— Был… Он вообще каждую секунду был рядом.
Закрываю глаза и невольно снова уношусь на годы назад…
Схватки у меня начинаются ночью. К тому времени Демид решает свои проблемы с федерацией бокса и даже договаривается о возвращении на ринг. Он тренируется с утра до ночи. Я вообще не понимаю, как он выдерживает такой темп! Наверное, с трудом, потому что, когда я бужу его среди ночи и говорю о том, что все уже началось, проснуться Балашову удается далеко не сразу. Несколько секунд он просто смотрит на меня мутными со сна глазами, кажется, вообще не понимая, кто я и чего я от него хочу.
— Марьяна? — моргает он.
— Так ты встаешь? Или мне ехать в роддом на такси?
После того случая, когда мы чуть было не потеряли Полинку, наши с ним отношения выравниваются. Из больницы я выписываюсь домой. И Демид… он просто время от времени нас навещает. Носит фрукты, овощи, всячески меня балует и терпит капризы, а ближе к родам принимается упрашивать меня, чтобы я переехала к нему. На время, как он говорит, но я не слишком ему верю, поэтому в ответ выдвигаю встречное предложение. Раз уж ему так важно быть рядом, когда все начнется, пусть сам ко мне переезжает. Конечно, я и подумать не могу, что он согласится. Но Демид удивляет меня в очередной раз. Неделю до родов и девять месяцев после них мы живет с Балашовым бок о бок в старой квартире моих родителей. Сначала с мамой, а после того, как Демид покупает ей дом — одни. И, если честно, я до сих пор не понимаю, как его никто не узнал еще тогда. Может быть, нашим соседям, как и мне, было трудно поверить, что такой человек, как Демид, живет в одном с ними доме, а может, в этом бешенном темпе жизни мы совсем разучились смотреть по сторонам…
В общем, рожать мы едем вместе. А потом оказывается, что, ко всему прочему, мне поздно делать анестезию и… моей анестезией становится Балашов. Это его руку я держу, когда тело скручивает очередной схваткой, это его ароматом дышу. Он первым берет Полинку на руки. Смотрит на неё несколько мучительно долгих секунд. С шумом сглатывает и переводит взгляд на меня… И там чего только нет, в этом взгляде. Я плачу и тяну руки к ребенку.

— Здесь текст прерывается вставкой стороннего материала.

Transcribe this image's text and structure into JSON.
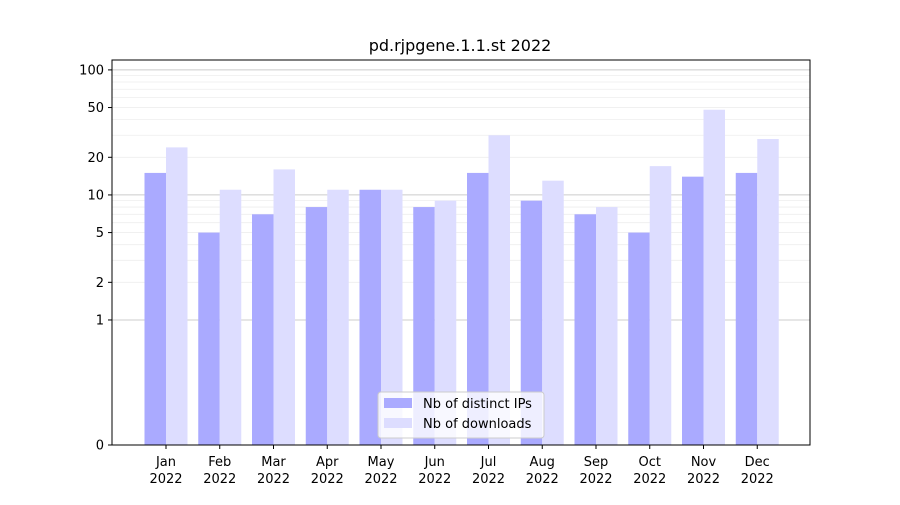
{
  "chart_data": {
    "type": "bar",
    "title": "pd.rjpgene.1.1.st 2022",
    "xlabel": "",
    "ylabel": "",
    "yscale": "symlog",
    "ylim": [
      0,
      120
    ],
    "y_ticks": [
      {
        "value": 0,
        "label": "0"
      },
      {
        "value": 1,
        "label": "1"
      },
      {
        "value": 2,
        "label": "2"
      },
      {
        "value": 5,
        "label": "5"
      },
      {
        "value": 10,
        "label": "10"
      },
      {
        "value": 20,
        "label": "20"
      },
      {
        "value": 50,
        "label": "50"
      },
      {
        "value": 100,
        "label": "100"
      }
    ],
    "grid": true,
    "legend_position": "bottom-center",
    "categories": [
      {
        "month": "Jan",
        "year": "2022"
      },
      {
        "month": "Feb",
        "year": "2022"
      },
      {
        "month": "Mar",
        "year": "2022"
      },
      {
        "month": "Apr",
        "year": "2022"
      },
      {
        "month": "May",
        "year": "2022"
      },
      {
        "month": "Jun",
        "year": "2022"
      },
      {
        "month": "Jul",
        "year": "2022"
      },
      {
        "month": "Aug",
        "year": "2022"
      },
      {
        "month": "Sep",
        "year": "2022"
      },
      {
        "month": "Oct",
        "year": "2022"
      },
      {
        "month": "Nov",
        "year": "2022"
      },
      {
        "month": "Dec",
        "year": "2022"
      }
    ],
    "series": [
      {
        "name": "Nb of distinct IPs",
        "color": "#aaaaff",
        "values": [
          15,
          5,
          7,
          8,
          11,
          8,
          15,
          9,
          7,
          5,
          14,
          15
        ]
      },
      {
        "name": "Nb of downloads",
        "color": "#ddddff",
        "values": [
          24,
          11,
          16,
          11,
          11,
          9,
          30,
          13,
          8,
          17,
          48,
          28
        ]
      }
    ]
  }
}
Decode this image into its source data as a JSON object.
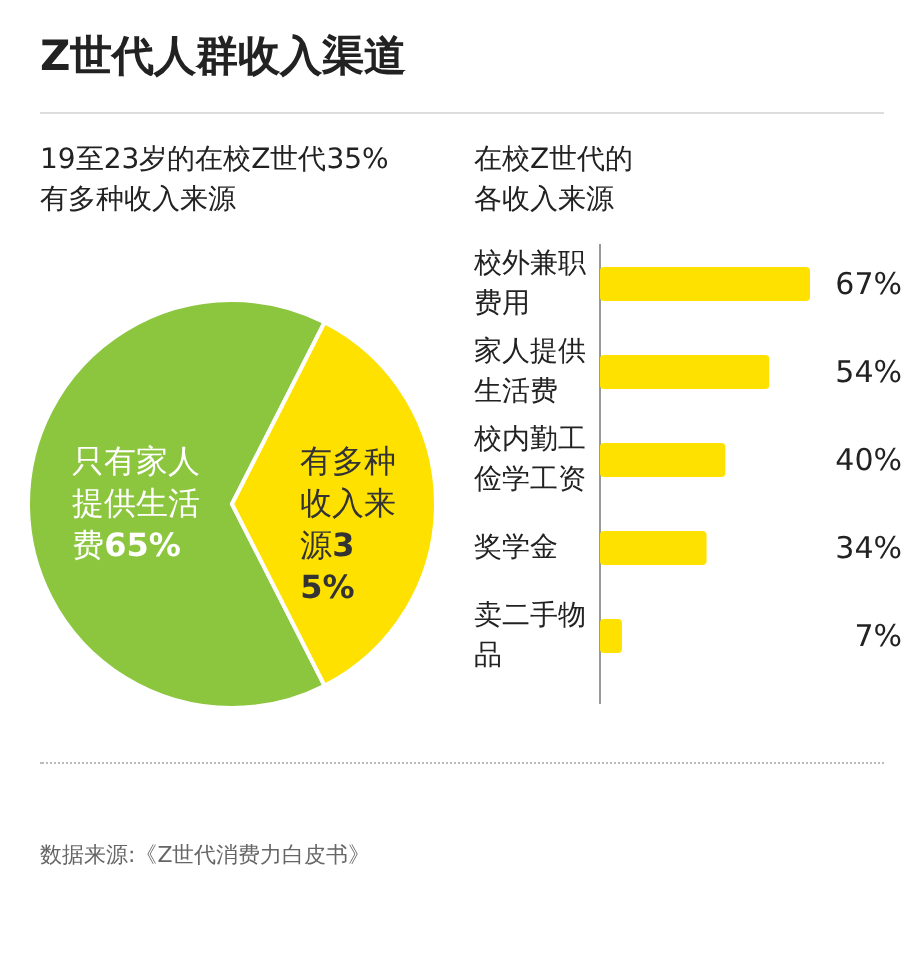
{
  "chart_data": [
    {
      "type": "other",
      "title": "Z世代人群收入渠道",
      "annotations": [
        "数据来源:《Z世代消费力白皮书》"
      ]
    },
    {
      "type": "pie",
      "title": "19至23岁的在校Z世代35%有多种收入来源",
      "categories": [
        "只有家人提供生活费",
        "有多种收入来源"
      ],
      "values": [
        65,
        35
      ],
      "colors": [
        "#8cc63f",
        "#ffe100"
      ],
      "value_labels": [
        "65%",
        "35%"
      ]
    },
    {
      "type": "bar",
      "orientation": "horizontal",
      "title": "在校Z世代的各收入来源",
      "categories": [
        "校外兼职费用",
        "家人提供生活费",
        "校内勤工俭学工资",
        "奖学金",
        "卖二手物品"
      ],
      "values": [
        67,
        54,
        40,
        34,
        7
      ],
      "color": "#ffe100",
      "value_labels": [
        "67%",
        "54%",
        "40%",
        "34%",
        "7%"
      ]
    }
  ]
}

— У вас на пальце кольцо… — возвращает меня в реальность голос журналистки. Вытягиваю перед собой ладонь, шевелю пальцами, до сих пор не привыкнув к его тяжести.
— Да…
— Очень большой бриллиант.
— Наверное. Я в этом не слишком разбираюсь. Но, зная Демида, другого он бы не подарил, — посмеиваюсь я.
— Почему?
— Потому что он — максималист по своей сути.
— Это кто — максималист? — на талию мне ложатся сильные руки.
— Ну, не я же, — откидываюсь в объятьях Демида, мы смеемся и переводим взгляд на журналистку. Она откашливается, сверяется со списком вопросов и без всякой неловкости, которая в данной ситуации была бы вполне оправдана, интересуется:
— Ребят, а что вы скажете по поводу упорных слухов, которые сейчас бродят в прессе?
— О, — закатываю глаза, — это какой-то бред за гранью добра и зла.
— То есть никакого изнасилования не было?
— Ну, конечно, нет, — смеюсь, кладу свои ладони поверх с силой сжавшихся на моем теле рук Демида, успокаивая его и не давая наделать глупостей.
— Но ты всё же ушла со скорой. Была какая-то причина?